- From: Michael[tm] Smith <mike@w3.org>
- Date: Tue, 12 Jul 2016 19:56:57 +0900
- To: Martin J. Dürst <duerst@it.aoyama.ac.jp>
- Cc: Felix Sasaki <fsasaki@w3.org>, public-i18n-its-ig@w3.org
- Message-ID: <20160712105657.GV4628@sideshowbarker.net>
Hi Martin, "Martin J. Dürst" <duerst@it.aoyama.ac.jp>, 2016-07-12 19:43 +0900: > The languages supported are probably these: > > https://github.com/shuyo/language-detection/tree/master/profiles. Yep > Looking at some of the files, they contain counts for single letters, > bigramms, and sometimes trigramms. The Korean one is particularly large, > but the Japanese seems to be using patterns, as the only Kana it contains > are あ and ア(Hiragana and Katakana a). > > The slide sets linked from the overview page provide quite a bit of > background. > > Another question is what happens with mixed texts. The library has an API that returns not just a single language but instead a set of languages weighted by calculated probabilities of each language being the main language of the input. https://github.com/shuyo/language-detection/blob/wiki/Tutorial.md#detectorgetprobabilities https://cdn.rawgit.com/shuyo/language-detection/master/doc/com/cybozu/labs/langdetect/Detector.html#getProbabilities() https://github.com/shuyo/language-detection/blob/master/src/com/cybozu/labs/langdetect/Detector.java#L220 https://github.com/shuyo/language-detection/blob/master/src/com/cybozu/labs/langdetect/Detector.java#L339 So in the case of mixed texts I would expect that you’d end up with that API returning at least two languages with relatively probabilities.
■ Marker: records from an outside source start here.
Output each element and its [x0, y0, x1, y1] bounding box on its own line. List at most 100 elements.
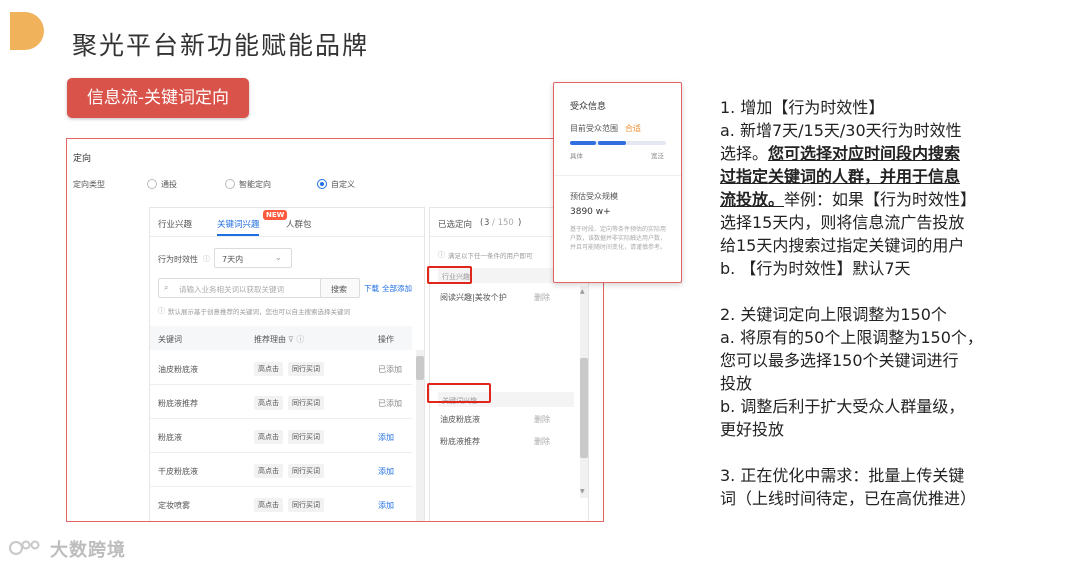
note-p3-line: 3. 正在优化中需求：批量上传关键 — [720, 466, 965, 485]
row-action: 已添加 — [378, 365, 402, 374]
note-emphasis: 过指定关键词的人群，并用于信息 — [720, 167, 961, 186]
popup-divider — [554, 175, 681, 176]
watermark-logo-icon — [9, 540, 40, 555]
row-keyword: 定妆喷雾 — [158, 501, 190, 510]
row-keyword: 粉底液推荐 — [158, 399, 198, 408]
estimate-value: 3890 w+ — [570, 207, 611, 217]
tab-divider — [150, 236, 424, 237]
section-label: 信息流-关键词定向 — [67, 78, 249, 118]
filter-icon[interactable]: ⊽ ⓘ — [288, 334, 304, 345]
slide-logo-mark — [10, 12, 44, 50]
add-all-link[interactable]: 全部添加 — [382, 283, 412, 294]
row-add-button[interactable]: 添加 — [378, 432, 394, 443]
search-placeholder: 请输入业务相关词以获取关键词 — [179, 285, 284, 294]
note-p1-tail: 举例：如果【行为时效性】 — [784, 190, 977, 209]
row-divider — [150, 384, 412, 385]
audience-title: 受众信息 — [570, 102, 607, 112]
delete-button[interactable]: 删除 — [534, 292, 550, 303]
selected-item: 阅读兴趣|美妆个护 — [440, 293, 507, 302]
hint-info-icon: ⓘ — [158, 307, 165, 315]
scale-left-label: 具体 — [570, 152, 583, 160]
row-tag: 高点击 — [254, 396, 283, 410]
radio-option-custom[interactable] — [317, 179, 327, 189]
radio-option-all[interactable] — [147, 179, 157, 189]
radio-label-smart: 智能定向 — [239, 180, 271, 189]
radio-option-smart[interactable] — [225, 179, 235, 189]
highlight-industry-group — [427, 266, 472, 284]
radio-label-all: 通投 — [161, 180, 177, 189]
selected-count-open: ( — [480, 218, 484, 228]
tab-audience-pack[interactable]: 人群包 — [286, 218, 312, 230]
effect-label: 行为时效性 — [158, 255, 198, 264]
selected-scrollbar-thumb[interactable] — [580, 358, 588, 458]
col-action: 操作 — [378, 335, 394, 344]
row-add-button[interactable]: 添加 — [378, 500, 394, 511]
note-p2-line: b. 调整后利于扩大受众人群量级， — [720, 397, 965, 416]
row-divider — [150, 452, 412, 453]
download-link[interactable]: 下载 — [364, 283, 379, 294]
targeting-type-label: 定向类型 — [73, 180, 105, 189]
chevron-down-icon: ⌄ — [275, 253, 282, 262]
row-tag: 同行买词 — [288, 396, 324, 410]
note-p1-title: 1. 增加【行为时效性】 — [720, 98, 885, 117]
row-tag: 同行买词 — [288, 498, 324, 512]
search-button-label: 搜索 — [331, 285, 347, 294]
estimate-label: 预估受众规模 — [570, 192, 618, 201]
tab-active-indicator — [217, 234, 259, 236]
targeting-screenshot: 定向 定向类型 通投 智能定向 自定义 行业兴趣 关键词兴趣 NEW 人群包 行… — [66, 138, 604, 522]
tab-keyword-interest[interactable]: 关键词兴趣 — [217, 218, 260, 230]
watermark-text: 大数跨境 — [50, 540, 126, 561]
delete-button[interactable]: 删除 — [534, 414, 550, 425]
row-add-button[interactable]: 添加 — [378, 466, 394, 477]
keyword-hint: 默认展示基于创意推荐的关键词，您也可以自主搜索选择关键词 — [168, 308, 350, 316]
scroll-up-icon[interactable]: ▲ — [580, 288, 585, 295]
row-keyword: 油皮粉底液 — [158, 365, 198, 374]
row-tag: 同行买词 — [288, 430, 324, 444]
row-tag: 高点击 — [254, 430, 283, 444]
note-p1-a-line: a. 新增7天/15天/30天行为时效性 — [720, 121, 962, 140]
scale-right-label: 宽泛 — [651, 152, 664, 160]
row-action: 已添加 — [378, 399, 402, 408]
estimate-note: 基于时段、定向等条件预估的实际用户数，该数据并非实际触达用户数，并且可能随时间变… — [570, 226, 667, 251]
note-p1-more-line: 选择15天内，则将信息流广告投放 — [720, 213, 965, 232]
selected-hint: 满足以下任一条件的用户即可 — [448, 252, 533, 260]
keyword-picker-panel: 行业兴趣 关键词兴趣 NEW 人群包 行为时效性 ⓘ 7天内 ⌄ ⌕ 请输入业务… — [149, 207, 425, 521]
note-p3-line: 词（上线时间待定，已在高优推进） — [720, 489, 977, 508]
effect-select-value: 7天内 — [222, 255, 244, 264]
effect-select[interactable]: 7天内 ⌄ — [214, 248, 292, 268]
note-p1-line: 流投放。举例：如果【行为时效性】 — [720, 188, 1050, 211]
search-button[interactable]: 搜索 — [320, 278, 360, 298]
selected-title: 已选定向 — [438, 220, 473, 230]
scroll-down-icon[interactable]: ▼ — [580, 488, 585, 495]
tab-industry-interest[interactable]: 行业兴趣 — [158, 218, 192, 230]
selected-count-close: ) — [518, 218, 522, 228]
search-input[interactable]: ⌕ 请输入业务相关词以获取关键词 — [158, 278, 344, 298]
note-p1-line: 过指定关键词的人群，并用于信息 — [720, 165, 1050, 188]
note-p1-more-line: 给15天内搜索过指定关键词的用户 — [720, 236, 965, 255]
audience-range-status: 合适 — [625, 124, 641, 133]
row-divider — [150, 486, 412, 487]
feature-notes: 1. 增加【行为时效性】 a. 新增7天/15天/30天行为时效性 选择。您可选… — [720, 96, 1050, 510]
new-badge: NEW — [263, 210, 288, 220]
note-p2-title: 2. 关键词定向上限调整为150个 — [720, 305, 947, 324]
audience-info-popup: 受众信息 目前受众范围 合适 具体 宽泛 预估受众规模 3890 w+ 基于时段… — [553, 82, 682, 283]
note-p2-line: 您可以最多选择150个关键词进行 — [720, 351, 959, 370]
note-p2-line: 更好投放 — [720, 420, 785, 439]
row-keyword: 粉底液 — [158, 433, 182, 442]
info-icon: ⓘ — [203, 255, 210, 263]
row-keyword: 干皮粉底液 — [158, 467, 198, 476]
note-p2-line: 投放 — [720, 374, 753, 393]
selected-count: 3 — [484, 218, 490, 228]
table-scrollbar-thumb[interactable] — [416, 356, 424, 380]
audience-range-label: 目前受众范围 — [570, 124, 618, 133]
radio-label-custom: 自定义 — [331, 180, 355, 189]
note-p1-line: 选择。您可选择对应时间段内搜索 — [720, 142, 1050, 165]
audience-gauge-fill — [598, 141, 626, 145]
note-p1-a-line: 选择。 — [720, 144, 769, 163]
row-tag: 同行买词 — [288, 362, 324, 376]
col-keyword: 关键词 — [158, 335, 182, 344]
row-tag: 高点击 — [254, 464, 283, 478]
selected-hint-icon: ⓘ — [438, 251, 445, 259]
delete-button[interactable]: 删除 — [534, 436, 550, 447]
note-p1-b: b. 【行为时效性】默认7天 — [720, 259, 911, 278]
In my implementation I am currently doing something fairly crude, which is that when I get the output from that API, I just take the first one with a probability higher than 90% (the API returns an ordered list). https://github.com/validator/validator/blob/master/src/nu/validator/servlet/LanguageDetectingXMLReaderWrapper.java#L236 If the API doesn’t return a language with at least a 90% probability indicated, then my code doesn’t set a language but instead just leaves it undetermined. —Mike -- Michael[tm] Smith https://people.w3.org/mike
Received on Tuesday, 12 July 2016 10:57:23 UTC